Q.13 If you could tell your younger writing self anything, what would it be?
Write whenever you can, as much as you can, and save everything. I can’t tell you how many times I recall having written something a long time ago that might only just now become useful or pertinent, but because it seemed superfluous or shoddy at the time I decided to just delete it outright. Don’t do that. There is no such thing as a waste of time when you are writing. Even if you aren’t getting any use out of what you wrote, you are flushing out that part of you that is filling with those ideas, you are getting practice, learning, and growing into the role. Let the future decide its value when the time comes.

Q.14 Among all the supporting characters in your book, who is dear to you?
I can’t pick just one, but I will narrow it down to a top three. First is Myles Gaspard, whose idealism endears him to me greatly. Second is Diena Goff, whose personal struggles and desperate need for validation and acceptance make her someone I care a great deal about. Third, but only last because I don’t want to write twenty names, here, is Dain Corlin.
He is special to me because of what he represents not only as a good man who rises to the occasion but as an influence upon the development of the main protagonist, Lukarde Alfans, as a formative element of his mental and emotional journey.

Q.15 Who designed your book cover? How do you select him/her?
A. Robert Williams
is the artist I hired to design the book cover. I designed the Freewilds logo and did some of the placement of different elements myself, but Robert is the one who created the background image of the book’s hero standing in silhouette, looking out across the Freewilds. 

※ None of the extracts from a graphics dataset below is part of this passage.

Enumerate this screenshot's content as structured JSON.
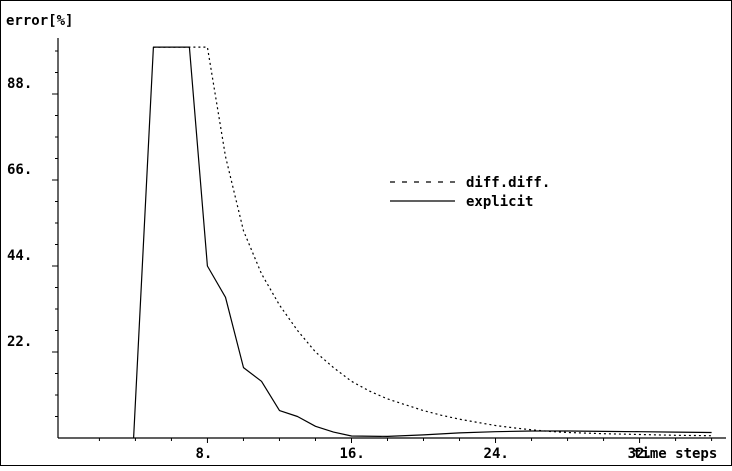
{
  "chart_data": {
    "type": "line",
    "ylabel": "error[%]",
    "xlabel": "time steps",
    "xlim": [
      -0.3,
      36.8
    ],
    "ylim": [
      0,
      110
    ],
    "x_ticks": [
      8,
      16,
      24,
      32
    ],
    "x_tick_labels": [
      "8.",
      "16.",
      "24.",
      "32."
    ],
    "y_ticks": [
      22,
      44,
      66,
      88
    ],
    "y_tick_labels": [
      "22.",
      "44.",
      "66.",
      "88."
    ],
    "grid": false,
    "legend_position": "center-right",
    "series": [
      {
        "name": "diff.diff.",
        "style": "dotted",
        "x": [
          5,
          6,
          7,
          8,
          9,
          10,
          11,
          12,
          13,
          14,
          15,
          16,
          17,
          18,
          19,
          20,
          21,
          22,
          23,
          24,
          25,
          26,
          27,
          28,
          30,
          32,
          34,
          36
        ],
        "y": [
          100,
          100,
          100,
          100,
          72,
          53,
          42,
          34,
          27.5,
          22,
          18,
          14.5,
          12,
          10,
          8.5,
          7,
          5.8,
          4.8,
          4,
          3.2,
          2.6,
          2.1,
          1.7,
          1.4,
          1.1,
          0.9,
          0.7,
          0.6
        ]
      },
      {
        "name": "explicit",
        "style": "solid",
        "x": [
          3.9,
          5,
          6,
          7,
          8,
          9,
          10,
          11,
          12,
          13,
          14,
          15,
          16,
          18,
          20,
          22,
          24,
          26,
          28,
          30,
          32,
          34,
          36
        ],
        "y": [
          0,
          100,
          100,
          100,
          44,
          36,
          18,
          14.5,
          7,
          5.5,
          3,
          1.5,
          0.5,
          0.4,
          0.8,
          1.3,
          1.6,
          1.8,
          1.8,
          1.7,
          1.6,
          1.5,
          1.4
        ]
      }
    ]
  }
}
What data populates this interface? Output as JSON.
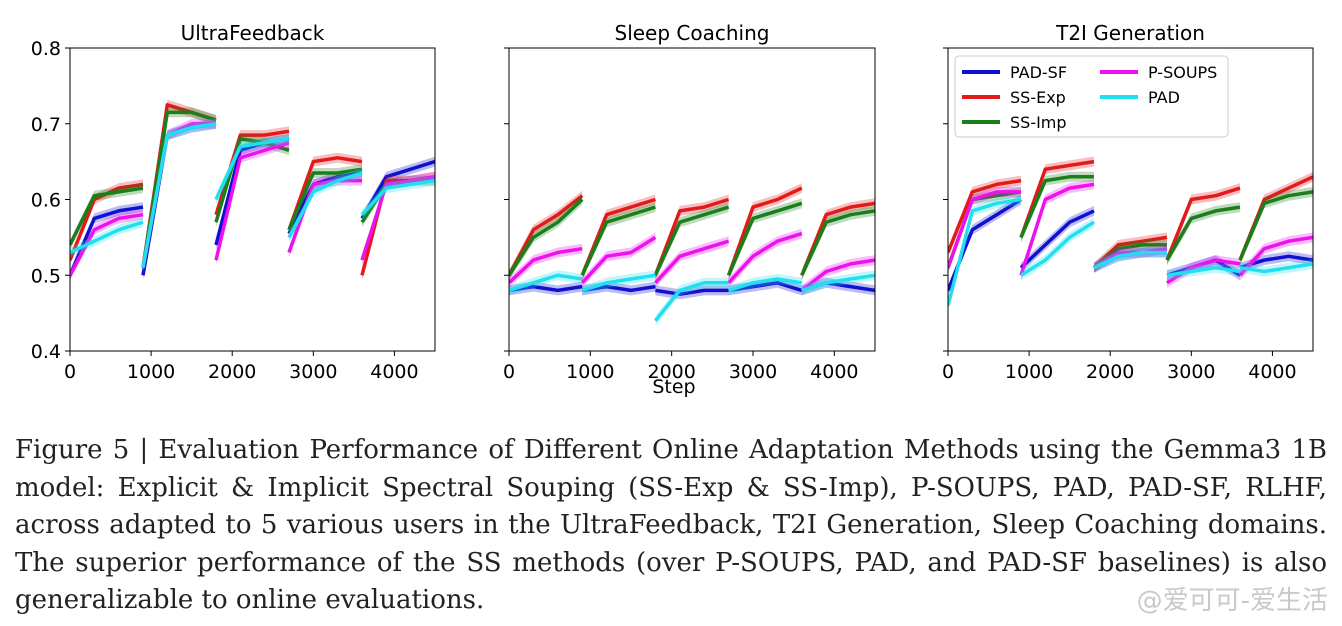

I found Robert, as well as my Developmental Editor and my Copy Editor/Proofreader on I chose Robert because I saw something special in the samples he shared of his previous work.

Q.16 How do you select the name of your characters?
I like to choose names that fit the setting of the novel. The Freewilds exists in an original dark fantasy setting. There are parallels with our own world, specifically southern Europe and northern Africa during the early middle ages, but for the most part, I wanted characters’ names to exude a feeling that they were denizens of their own world, not ours. That said, the naming conventions of each region of their world do coincide, at least in part, with different nations in our own world.

Q.17 Do you read your book reviews? How do you deal with good or bad ones?
Thus far, I have not received many reviews of my book, and the few I have received have been positive. I will read them all, however, good or bad. I would be lying if I didn’t admit that I dread the bad ones.

Q.18 Which famous person, living or dead would you like to meet and why?
A. There are a few, but it is more about what one does with their fame that appeals to me, rather than the fame, itself. Gary Sinise, for example, seems like such a great person, inside and out. He is the kind of man I would like to shake hands with and thank for all the good things he has done with his fame. Keanu Reeves is another one. Those who let their fame become their defining trait miss the point of having it, I think. Denzel Washington… he’s another great one. Unafraid to be honest. Unafraid to be a person and remember who he is.

Q.19 What is your favorite book from other authors and why?
A. Wizard and Glass
by Stephen King. A part of the Dark Tower series, Wizard and Glass change the pace and tone of the series by focusing on the heartbreaking backstory of Roland Deschain of Gilead. Read on its own, it is one of the best books Stephen King has ever written, in my opinion. It brings to the Dark Tower series some of the sentimentality and emotional weight of works like Rita Heyworth and Shawshank Redemption or The Green Mile.

Q.20 Share the experience of your journey so far?
I cannot express how grateful I am to have had an opportunity to become a published author. It has been life-changing in all the best ways, and I am truly blessed to have been surrounded by so many supportive, encouraging people who believed in me even when it was impossible for me to believe in myself. This journey is only just beginning, for me, but so far it has far exceeded my expectations.